Feel free to add any of your favorite pizza toppings to the quesadilla filling!

Dipping Sauce:
1 (14.5-oz.) can whole peeled tomatoes
2 tsp avocado oil or olive oil
1⁄3 cup chopped onion (approx. 1⁄2 medium) 
2 cloves garlic, finely chopped 
2 Tbsp dry white wine (like pinot grigio) 
1⁄4 tsp sea salt (or Himalayan salt) 
4 fresh basil leaves, finely chopped 

4 (8-inch) white or whole wheat tortillas
6 ounces shredded mozzarella cheese
2 tablespoons grated Parmesan cheese
4 ounces pepperoni, diced

Dipping Sauce:
1. Place tomatoes in a medium bowl; crush by hand (or pulse in a food processor or blender) to achieve slightly chunky consistency. Set aside. 
2. Heat oil in medium nonstick skillet over medium-high heat.
3. Add onion; cook, stirring frequently, for 3 to 5 minutes, or until onion is 
4. Add garlic; cook, stirring frequently, for 1 minute. 
5. Add wine; cook over medium heat, stirring frequently, for 1 to 2 minutes, or until almost all the liquid has evaporated. 
6. Add tomatoes and salt. Bring to a gentle boil. Reduce heat to low; gently boil, stirring occasionally, for 7 to 8 minutes, or until sauce has thickened slightly. Remove from heat. 
7. Add basil; mix well. Cool to room temperature before serving. Set aside. 

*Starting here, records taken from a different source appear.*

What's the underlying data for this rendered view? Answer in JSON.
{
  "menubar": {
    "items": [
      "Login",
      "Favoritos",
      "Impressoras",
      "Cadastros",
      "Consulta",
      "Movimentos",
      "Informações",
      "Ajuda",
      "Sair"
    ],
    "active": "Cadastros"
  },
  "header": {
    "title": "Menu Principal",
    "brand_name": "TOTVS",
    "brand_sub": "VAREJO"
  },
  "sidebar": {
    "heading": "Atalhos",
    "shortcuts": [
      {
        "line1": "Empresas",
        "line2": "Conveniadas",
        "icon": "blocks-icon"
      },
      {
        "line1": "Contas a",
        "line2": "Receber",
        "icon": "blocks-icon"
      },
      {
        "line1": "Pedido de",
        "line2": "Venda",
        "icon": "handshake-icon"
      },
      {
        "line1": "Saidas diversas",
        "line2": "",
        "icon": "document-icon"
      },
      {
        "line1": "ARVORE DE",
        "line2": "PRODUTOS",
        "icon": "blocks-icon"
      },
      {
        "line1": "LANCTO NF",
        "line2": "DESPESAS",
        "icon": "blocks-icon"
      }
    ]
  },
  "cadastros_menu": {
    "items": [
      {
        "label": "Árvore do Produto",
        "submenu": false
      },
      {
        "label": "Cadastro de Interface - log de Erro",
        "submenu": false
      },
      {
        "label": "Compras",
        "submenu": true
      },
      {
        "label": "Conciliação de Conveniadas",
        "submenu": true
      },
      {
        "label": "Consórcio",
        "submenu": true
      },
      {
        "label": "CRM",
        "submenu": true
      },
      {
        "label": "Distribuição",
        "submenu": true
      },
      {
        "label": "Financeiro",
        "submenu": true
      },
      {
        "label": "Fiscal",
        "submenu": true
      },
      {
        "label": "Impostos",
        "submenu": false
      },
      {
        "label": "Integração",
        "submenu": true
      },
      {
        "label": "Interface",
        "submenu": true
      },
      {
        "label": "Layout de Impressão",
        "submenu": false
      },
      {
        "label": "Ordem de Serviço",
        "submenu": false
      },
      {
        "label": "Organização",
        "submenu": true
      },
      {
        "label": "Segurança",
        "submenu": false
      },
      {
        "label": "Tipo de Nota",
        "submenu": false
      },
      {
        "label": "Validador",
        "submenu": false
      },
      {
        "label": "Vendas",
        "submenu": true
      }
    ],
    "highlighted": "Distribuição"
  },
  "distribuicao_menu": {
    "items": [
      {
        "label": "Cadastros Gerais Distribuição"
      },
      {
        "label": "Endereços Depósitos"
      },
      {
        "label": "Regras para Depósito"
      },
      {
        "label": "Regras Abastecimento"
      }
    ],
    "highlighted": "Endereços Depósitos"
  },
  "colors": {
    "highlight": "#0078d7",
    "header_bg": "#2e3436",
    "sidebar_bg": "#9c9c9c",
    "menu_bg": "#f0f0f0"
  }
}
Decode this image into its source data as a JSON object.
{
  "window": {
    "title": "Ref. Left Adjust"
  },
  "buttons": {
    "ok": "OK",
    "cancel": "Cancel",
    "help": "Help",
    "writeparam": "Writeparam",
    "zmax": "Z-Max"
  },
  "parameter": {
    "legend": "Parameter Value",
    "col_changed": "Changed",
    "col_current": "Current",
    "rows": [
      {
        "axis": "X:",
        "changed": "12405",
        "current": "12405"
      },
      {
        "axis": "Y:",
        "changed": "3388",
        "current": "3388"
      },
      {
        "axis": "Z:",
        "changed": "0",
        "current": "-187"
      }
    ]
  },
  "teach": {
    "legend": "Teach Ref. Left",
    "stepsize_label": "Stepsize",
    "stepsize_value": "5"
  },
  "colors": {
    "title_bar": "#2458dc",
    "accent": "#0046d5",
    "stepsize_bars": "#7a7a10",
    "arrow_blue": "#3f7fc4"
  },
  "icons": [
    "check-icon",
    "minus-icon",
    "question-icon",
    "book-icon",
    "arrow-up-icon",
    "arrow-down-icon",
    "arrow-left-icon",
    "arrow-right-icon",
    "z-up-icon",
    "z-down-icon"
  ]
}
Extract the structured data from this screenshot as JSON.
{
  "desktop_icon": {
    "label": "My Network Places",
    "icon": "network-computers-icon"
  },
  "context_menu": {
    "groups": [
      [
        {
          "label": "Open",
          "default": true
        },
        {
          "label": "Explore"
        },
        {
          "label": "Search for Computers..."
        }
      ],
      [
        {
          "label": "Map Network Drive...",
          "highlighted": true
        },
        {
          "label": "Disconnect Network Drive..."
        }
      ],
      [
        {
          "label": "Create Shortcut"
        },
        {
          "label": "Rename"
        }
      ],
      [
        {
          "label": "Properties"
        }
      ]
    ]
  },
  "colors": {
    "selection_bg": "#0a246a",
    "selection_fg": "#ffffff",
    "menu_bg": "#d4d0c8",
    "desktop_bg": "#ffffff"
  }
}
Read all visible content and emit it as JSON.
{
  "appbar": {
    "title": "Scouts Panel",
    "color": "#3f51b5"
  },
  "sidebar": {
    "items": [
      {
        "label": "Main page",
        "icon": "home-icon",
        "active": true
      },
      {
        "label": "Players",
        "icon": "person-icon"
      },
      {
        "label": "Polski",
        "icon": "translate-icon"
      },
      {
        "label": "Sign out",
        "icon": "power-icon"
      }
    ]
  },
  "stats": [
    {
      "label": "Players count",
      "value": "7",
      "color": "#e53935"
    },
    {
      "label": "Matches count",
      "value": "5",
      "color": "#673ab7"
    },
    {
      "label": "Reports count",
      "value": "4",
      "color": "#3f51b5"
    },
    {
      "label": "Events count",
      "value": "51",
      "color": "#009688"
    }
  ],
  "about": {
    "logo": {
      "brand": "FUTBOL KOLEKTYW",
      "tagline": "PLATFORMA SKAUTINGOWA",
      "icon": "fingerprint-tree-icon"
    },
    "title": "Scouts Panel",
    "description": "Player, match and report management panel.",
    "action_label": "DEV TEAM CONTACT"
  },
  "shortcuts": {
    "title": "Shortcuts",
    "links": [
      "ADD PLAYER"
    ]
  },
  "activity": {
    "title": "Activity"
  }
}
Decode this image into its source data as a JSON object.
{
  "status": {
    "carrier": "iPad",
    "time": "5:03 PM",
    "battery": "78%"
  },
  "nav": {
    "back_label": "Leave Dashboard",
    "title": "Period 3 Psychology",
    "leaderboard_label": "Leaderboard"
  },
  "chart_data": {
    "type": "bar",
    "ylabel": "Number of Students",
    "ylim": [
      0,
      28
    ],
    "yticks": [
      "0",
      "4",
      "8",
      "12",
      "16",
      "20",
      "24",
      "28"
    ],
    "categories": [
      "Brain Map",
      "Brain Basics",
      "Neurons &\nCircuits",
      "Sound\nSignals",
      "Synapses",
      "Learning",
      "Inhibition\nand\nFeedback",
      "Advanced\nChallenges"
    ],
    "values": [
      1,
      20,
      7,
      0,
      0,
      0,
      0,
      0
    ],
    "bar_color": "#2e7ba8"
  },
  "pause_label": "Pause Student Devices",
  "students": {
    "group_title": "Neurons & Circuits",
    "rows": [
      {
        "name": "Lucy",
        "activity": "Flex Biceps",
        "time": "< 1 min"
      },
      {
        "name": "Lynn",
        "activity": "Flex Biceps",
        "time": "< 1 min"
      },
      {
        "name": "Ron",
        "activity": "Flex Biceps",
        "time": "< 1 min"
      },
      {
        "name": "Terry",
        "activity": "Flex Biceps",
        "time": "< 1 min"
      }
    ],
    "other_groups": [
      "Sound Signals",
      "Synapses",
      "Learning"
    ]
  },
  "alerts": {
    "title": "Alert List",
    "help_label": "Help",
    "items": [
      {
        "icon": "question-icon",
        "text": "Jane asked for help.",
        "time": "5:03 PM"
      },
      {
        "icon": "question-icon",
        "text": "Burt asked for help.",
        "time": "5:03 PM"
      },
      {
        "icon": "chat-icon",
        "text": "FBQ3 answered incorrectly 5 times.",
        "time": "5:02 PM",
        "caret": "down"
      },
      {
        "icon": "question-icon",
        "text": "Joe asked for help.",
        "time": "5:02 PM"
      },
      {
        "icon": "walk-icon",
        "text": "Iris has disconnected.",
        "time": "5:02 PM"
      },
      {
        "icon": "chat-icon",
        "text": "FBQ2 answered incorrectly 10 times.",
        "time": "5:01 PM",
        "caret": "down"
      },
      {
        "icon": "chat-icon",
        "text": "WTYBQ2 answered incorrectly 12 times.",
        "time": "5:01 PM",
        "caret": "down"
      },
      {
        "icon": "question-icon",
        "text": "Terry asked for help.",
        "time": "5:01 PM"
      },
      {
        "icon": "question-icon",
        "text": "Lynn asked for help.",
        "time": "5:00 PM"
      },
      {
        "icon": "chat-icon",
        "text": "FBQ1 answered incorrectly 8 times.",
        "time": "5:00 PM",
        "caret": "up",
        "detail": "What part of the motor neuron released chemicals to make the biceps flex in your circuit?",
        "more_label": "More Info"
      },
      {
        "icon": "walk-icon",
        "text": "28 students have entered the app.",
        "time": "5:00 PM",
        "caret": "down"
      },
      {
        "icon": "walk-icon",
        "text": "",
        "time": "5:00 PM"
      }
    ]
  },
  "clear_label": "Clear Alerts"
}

1. Assemble quesadillas by putting two tortillas on a cutting board. Sprinkle each tortilla with 3 ounces of shredded mozzarella, 1 tablespoon Parmesan, and 2 ounces of diced pepperoni. Lay the remaining tortillas on top.
2. Heat a large skillet over medium heat. Transfer an assembled quesadilla onto the skillet. Cook for a couple of minutes, occasionally lifting edge of quesadilla to check color of underside, until tortilla begins to turn golden and cheese starts to melt. Carefully flip quesadilla over and cook for another couple of minutes or until cheese is fully melted. Remove hot quesadilla to a plate and repeat with second quesadilla. Alternatively, you may cook both quesadillas at the same time on a flat griddle.
3. Slice each quesadilla into 6 wedges and serve immediately with warm dipping sauce.